Don’t get me wrong, I love Flash. I think in ActionScript. Knowing the happy and dark spaces of a platform makes you that much more efficient — and it lets you concentrate on architecture instead of chasing problems all day. So what about WPF? It’s, well, “liberating”, to say the least. C# is very elegant. XAML is a bit verbose, but when it comes to layout and styling it’s top notch. Visual Studio is the IDE that eclipse dreams of becoming one day. Compile time is fast, debugging support is powerful, and the .NET framework is *immense*. Imagine not having to roll-your-own . Results come quickly. The WPF API is well-thought-out and the layout manager makes setting up flexible UIs super simple. And the designer/developer split really exists. No more unmergeable binary files or “over-the-wall” lobs from design. You can literally start prototyping when IA is complete and let skinning exist on a separate thread without compromising logic. Imagine when IA starts working in Expression ( or similar)!
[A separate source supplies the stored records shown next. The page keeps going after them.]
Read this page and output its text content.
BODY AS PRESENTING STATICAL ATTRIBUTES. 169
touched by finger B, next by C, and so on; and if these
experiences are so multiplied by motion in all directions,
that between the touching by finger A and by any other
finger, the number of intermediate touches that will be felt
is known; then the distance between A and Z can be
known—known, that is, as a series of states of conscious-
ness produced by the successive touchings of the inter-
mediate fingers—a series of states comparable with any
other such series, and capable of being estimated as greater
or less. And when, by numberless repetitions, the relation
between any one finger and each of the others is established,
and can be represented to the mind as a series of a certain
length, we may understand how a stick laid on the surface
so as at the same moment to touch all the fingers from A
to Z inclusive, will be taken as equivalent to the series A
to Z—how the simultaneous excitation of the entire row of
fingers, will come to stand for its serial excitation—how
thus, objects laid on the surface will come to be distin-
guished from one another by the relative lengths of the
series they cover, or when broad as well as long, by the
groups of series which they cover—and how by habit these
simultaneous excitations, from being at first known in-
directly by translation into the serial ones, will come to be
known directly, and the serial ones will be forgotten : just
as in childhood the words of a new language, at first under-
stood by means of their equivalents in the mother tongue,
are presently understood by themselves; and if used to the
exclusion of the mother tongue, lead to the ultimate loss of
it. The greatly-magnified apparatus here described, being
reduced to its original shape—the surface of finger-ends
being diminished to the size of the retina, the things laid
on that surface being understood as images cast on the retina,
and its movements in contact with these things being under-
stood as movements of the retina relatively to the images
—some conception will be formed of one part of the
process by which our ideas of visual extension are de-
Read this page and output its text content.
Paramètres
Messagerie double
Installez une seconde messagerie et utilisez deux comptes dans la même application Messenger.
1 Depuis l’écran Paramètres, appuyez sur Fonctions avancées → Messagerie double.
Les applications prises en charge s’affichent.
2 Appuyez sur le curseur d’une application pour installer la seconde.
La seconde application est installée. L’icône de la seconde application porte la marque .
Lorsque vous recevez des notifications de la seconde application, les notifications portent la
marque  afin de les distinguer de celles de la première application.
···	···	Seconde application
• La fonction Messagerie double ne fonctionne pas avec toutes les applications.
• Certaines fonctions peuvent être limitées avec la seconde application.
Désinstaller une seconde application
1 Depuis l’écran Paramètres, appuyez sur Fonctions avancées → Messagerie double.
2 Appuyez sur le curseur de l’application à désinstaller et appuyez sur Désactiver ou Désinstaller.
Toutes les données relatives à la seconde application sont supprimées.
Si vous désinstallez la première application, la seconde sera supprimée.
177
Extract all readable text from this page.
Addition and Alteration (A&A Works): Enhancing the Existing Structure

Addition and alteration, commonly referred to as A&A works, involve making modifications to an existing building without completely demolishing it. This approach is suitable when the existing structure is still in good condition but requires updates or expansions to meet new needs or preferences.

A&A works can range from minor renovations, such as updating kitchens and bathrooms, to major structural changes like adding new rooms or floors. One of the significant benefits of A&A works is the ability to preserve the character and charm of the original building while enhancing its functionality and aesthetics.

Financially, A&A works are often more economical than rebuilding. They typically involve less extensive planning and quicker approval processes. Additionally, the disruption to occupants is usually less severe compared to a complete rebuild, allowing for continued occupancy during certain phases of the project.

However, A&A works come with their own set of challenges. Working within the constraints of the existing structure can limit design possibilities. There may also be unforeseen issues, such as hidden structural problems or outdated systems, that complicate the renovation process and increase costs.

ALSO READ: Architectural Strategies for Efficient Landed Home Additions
So what /didn’t/ I like? Well, the most frustrating thing was coding against a moving target. We were getting code drops every 3-6 weeks, often with breaking API changes. Perf still really isn’t there, but for the TNF POC we were definitely pushing the boundaries of the platform. It’s not always obvious /how/ to do something – the SDK is not totally complete with code samples — we couldn’t have done what we did without good hands-on support from Microsoft.
Oh, and it only runs on Windows. For now. But heck, it’s still in Beta, and they have 14 months ( Nov 2006 methinkst? ) to sort out all of these issues.
Honestly, the pros seriously outweigh the cons. If you know Java or AS2 intimately, it’s really just like learning how to speak with a different accent. And some phrases in your vocabulary have been shortened to single words ( imagine never writing another XML de/serializer again – just feed it an XML schema and let .NET create typed objects for you. In like 3 lines of code! drool…. ). Seriously, though, I wonder if I’m more amazed because I’m an AS2 developer who has never used Java – it may be less exciting for you J2EE geeks. But hardware accelerated 2D and 3D? Put that in your Swing and smoke it!
maybe that’s more like $0.03.
I can’t wait to see how Flex 2.0 ups the ante, it’s looking really nice so far.